Ils étaient nonante, tout au plus. Réunis la semaine dernière dans un palace genevois, les actionnaires de Richemont sont restés assis à écouter le président du groupe genevois, Johann Rupert, se désoler de la situation sur le marché du luxe. Il n’y a eu ni interruption, ni prise de parole. En cinquante-trois minutes, ils ont voté «oui» aux dix propositions qui figuraient à l’ordre du jour et sont ensuite allés croquer un canapé au saumon.
Les vingt membres du conseil d’administration – dont le Duc de Wellington ou l’ancien président de Glencore, Simon Murray – sont, eux, repartis dans leurs grosses berlines noires. Deux heures après le début de l’événement, il n’y avait plus personne.
Deux cultures d'entreprises fondamentalement différentes
Autre assemblée générale, autre univers. Le 11 mai, Swatch Group a organisé une véritable réunion de famille. Comme le veut la tradition, les 3275 actionnaires massés dans le vélodrome de Grange (SO) ont tous reçu une Swatch spécialement fabriquée pour l’occasion.

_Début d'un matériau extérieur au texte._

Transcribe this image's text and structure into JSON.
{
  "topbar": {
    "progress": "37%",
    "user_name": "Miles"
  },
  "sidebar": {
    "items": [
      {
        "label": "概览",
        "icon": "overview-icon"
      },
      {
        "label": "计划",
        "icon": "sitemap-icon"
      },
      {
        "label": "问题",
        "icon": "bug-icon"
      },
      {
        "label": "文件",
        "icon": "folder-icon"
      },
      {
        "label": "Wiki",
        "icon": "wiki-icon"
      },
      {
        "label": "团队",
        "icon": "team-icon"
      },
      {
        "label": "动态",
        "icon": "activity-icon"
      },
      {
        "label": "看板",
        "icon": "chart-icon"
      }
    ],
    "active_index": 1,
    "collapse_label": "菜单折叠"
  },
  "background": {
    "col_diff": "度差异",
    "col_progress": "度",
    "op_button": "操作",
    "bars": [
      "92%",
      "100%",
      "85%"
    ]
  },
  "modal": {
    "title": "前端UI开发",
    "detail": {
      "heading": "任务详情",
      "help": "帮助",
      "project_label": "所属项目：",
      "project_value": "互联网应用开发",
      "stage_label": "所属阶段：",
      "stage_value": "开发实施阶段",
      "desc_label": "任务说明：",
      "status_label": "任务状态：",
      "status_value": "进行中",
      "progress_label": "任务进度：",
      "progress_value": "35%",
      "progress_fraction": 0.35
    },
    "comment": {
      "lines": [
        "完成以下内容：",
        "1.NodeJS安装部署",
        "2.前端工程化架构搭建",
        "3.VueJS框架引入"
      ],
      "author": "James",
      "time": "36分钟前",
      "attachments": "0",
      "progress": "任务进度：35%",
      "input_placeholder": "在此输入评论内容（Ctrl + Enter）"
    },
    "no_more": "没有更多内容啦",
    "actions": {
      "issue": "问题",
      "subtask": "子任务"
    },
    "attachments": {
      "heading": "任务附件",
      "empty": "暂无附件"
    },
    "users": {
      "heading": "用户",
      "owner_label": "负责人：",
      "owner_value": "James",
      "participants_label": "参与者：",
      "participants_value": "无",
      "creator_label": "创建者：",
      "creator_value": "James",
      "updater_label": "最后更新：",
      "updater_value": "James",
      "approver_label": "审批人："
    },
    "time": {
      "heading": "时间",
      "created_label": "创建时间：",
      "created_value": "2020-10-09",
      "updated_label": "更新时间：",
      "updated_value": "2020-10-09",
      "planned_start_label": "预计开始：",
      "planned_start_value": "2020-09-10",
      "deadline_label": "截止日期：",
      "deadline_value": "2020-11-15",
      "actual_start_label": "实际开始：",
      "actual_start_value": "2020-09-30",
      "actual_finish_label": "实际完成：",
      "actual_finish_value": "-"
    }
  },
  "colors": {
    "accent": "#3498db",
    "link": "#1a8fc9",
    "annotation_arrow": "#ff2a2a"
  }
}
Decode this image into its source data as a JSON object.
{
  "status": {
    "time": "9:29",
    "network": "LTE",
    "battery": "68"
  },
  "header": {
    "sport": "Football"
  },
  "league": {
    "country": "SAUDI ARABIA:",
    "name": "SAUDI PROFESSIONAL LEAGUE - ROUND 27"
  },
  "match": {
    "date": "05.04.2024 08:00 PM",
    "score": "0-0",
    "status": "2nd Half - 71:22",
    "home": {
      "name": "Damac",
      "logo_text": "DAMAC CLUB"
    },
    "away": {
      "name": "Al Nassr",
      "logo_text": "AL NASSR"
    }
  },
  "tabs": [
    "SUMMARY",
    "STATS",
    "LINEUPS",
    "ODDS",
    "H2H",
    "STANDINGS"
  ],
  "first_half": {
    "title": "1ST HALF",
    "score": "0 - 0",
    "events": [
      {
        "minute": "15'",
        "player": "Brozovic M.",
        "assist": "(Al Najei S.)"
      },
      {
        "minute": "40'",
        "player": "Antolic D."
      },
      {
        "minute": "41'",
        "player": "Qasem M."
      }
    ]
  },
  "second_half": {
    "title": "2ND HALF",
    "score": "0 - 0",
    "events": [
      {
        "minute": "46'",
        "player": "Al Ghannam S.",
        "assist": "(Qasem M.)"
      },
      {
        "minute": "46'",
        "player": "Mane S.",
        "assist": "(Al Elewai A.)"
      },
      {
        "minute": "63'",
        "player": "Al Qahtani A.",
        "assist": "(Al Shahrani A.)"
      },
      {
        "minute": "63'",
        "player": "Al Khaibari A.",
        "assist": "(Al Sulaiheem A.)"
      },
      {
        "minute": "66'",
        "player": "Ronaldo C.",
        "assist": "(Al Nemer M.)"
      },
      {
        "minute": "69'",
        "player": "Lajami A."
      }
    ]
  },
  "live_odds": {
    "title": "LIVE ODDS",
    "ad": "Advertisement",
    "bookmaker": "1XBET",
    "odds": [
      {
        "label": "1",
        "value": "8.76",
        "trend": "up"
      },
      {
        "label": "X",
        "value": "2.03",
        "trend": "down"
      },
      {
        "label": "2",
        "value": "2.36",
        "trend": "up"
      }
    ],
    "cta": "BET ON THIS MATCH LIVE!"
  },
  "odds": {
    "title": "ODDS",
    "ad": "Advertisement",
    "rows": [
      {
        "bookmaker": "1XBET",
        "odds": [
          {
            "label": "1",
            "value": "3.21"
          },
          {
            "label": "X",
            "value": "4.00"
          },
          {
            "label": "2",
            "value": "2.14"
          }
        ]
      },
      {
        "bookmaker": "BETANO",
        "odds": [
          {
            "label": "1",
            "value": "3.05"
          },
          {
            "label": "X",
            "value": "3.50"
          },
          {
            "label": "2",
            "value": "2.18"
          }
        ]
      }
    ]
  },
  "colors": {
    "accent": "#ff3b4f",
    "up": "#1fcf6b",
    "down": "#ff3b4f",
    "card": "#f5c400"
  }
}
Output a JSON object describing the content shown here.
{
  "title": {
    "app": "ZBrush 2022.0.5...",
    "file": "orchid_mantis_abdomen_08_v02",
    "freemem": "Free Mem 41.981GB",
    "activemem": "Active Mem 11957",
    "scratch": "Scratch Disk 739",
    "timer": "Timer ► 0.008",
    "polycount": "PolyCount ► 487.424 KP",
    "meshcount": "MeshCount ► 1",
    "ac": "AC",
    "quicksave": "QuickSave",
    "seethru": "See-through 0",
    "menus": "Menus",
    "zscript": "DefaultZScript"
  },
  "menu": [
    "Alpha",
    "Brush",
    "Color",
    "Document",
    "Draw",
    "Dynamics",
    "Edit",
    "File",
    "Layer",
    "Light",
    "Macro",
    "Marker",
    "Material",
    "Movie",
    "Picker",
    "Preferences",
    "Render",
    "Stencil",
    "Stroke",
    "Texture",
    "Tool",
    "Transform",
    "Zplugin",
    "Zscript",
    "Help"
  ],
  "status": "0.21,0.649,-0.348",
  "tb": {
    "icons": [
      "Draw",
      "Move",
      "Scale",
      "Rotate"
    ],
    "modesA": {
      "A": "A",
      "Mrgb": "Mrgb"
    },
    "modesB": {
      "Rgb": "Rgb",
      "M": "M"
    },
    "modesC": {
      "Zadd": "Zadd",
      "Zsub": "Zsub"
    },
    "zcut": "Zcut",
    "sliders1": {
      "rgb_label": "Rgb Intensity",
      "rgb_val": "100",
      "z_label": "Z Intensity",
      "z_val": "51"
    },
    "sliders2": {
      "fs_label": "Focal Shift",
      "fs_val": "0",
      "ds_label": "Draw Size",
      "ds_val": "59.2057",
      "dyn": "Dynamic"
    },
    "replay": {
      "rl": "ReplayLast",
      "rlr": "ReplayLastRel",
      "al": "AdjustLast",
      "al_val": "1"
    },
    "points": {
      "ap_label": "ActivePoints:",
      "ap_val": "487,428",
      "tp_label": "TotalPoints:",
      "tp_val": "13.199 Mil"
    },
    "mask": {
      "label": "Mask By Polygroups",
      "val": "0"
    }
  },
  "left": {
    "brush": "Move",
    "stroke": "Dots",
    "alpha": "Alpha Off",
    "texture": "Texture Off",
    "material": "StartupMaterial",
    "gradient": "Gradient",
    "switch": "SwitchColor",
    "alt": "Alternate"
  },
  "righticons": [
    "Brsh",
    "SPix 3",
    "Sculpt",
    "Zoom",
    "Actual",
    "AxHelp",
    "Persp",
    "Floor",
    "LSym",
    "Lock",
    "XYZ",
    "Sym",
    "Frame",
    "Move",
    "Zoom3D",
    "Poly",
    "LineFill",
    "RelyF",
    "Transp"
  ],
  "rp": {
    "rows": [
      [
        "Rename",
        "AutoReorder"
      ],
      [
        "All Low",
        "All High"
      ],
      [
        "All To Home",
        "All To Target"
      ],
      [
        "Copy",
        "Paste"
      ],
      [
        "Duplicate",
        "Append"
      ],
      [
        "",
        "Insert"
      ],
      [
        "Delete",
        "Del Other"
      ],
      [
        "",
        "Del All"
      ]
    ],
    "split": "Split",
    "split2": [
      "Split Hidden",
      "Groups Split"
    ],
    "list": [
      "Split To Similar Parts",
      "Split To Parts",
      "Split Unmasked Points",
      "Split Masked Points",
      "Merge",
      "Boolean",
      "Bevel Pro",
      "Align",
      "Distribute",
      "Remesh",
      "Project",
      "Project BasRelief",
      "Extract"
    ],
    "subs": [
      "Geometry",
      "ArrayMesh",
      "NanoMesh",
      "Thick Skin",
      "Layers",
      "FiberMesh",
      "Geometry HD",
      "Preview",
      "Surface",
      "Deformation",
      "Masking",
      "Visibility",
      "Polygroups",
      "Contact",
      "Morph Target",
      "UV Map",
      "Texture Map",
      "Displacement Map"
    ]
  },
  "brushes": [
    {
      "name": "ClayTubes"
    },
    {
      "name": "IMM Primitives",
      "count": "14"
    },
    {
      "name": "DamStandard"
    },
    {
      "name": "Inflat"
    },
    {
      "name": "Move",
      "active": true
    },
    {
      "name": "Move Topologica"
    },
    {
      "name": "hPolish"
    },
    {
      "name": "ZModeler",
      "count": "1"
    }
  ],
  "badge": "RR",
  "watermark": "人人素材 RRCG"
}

Nick Hayek et sa sœur Nayla, présidente du groupe, ont fait le show pendant plus de deux heures. Un actionnaire a réclamé une nouvelle fois le passage au vote électronique. Sa proposition a été balayée par la foule. «L’esprit de la Landsgemeinde l’a emporté de manière exceptionnelle», se souvient un cadre de Swatch Group. Une cafétéria géante avait été ouverte sur le parking pour nourrir tout le monde. Ambiance fête de village.
«Swatch, c’est populaire. Quand elle a été fondée, en pleine crise horlogère, c’est tout un pays qui a soutenu le projet SMH, se rappelle un vétéran de l’industrie. Il y a eu une sorte d’élan patriotique envers Hayek père, le sauveur. Tous les petits investisseurs suisses y sont allés de leur poche pour acheter cinq, dix actions.»
Si le groupe d’origine sud-africaine Richemont est historiquement lié à Cartier via le groupe Vendôme, il a également investi dans le tabac (Rothmans) et les médias (Canal +) avant de se concentrer dans le luxe. «Les petits actionnaires suisses ont-ils une seule action Richemont?», se demande notre interlocuteur.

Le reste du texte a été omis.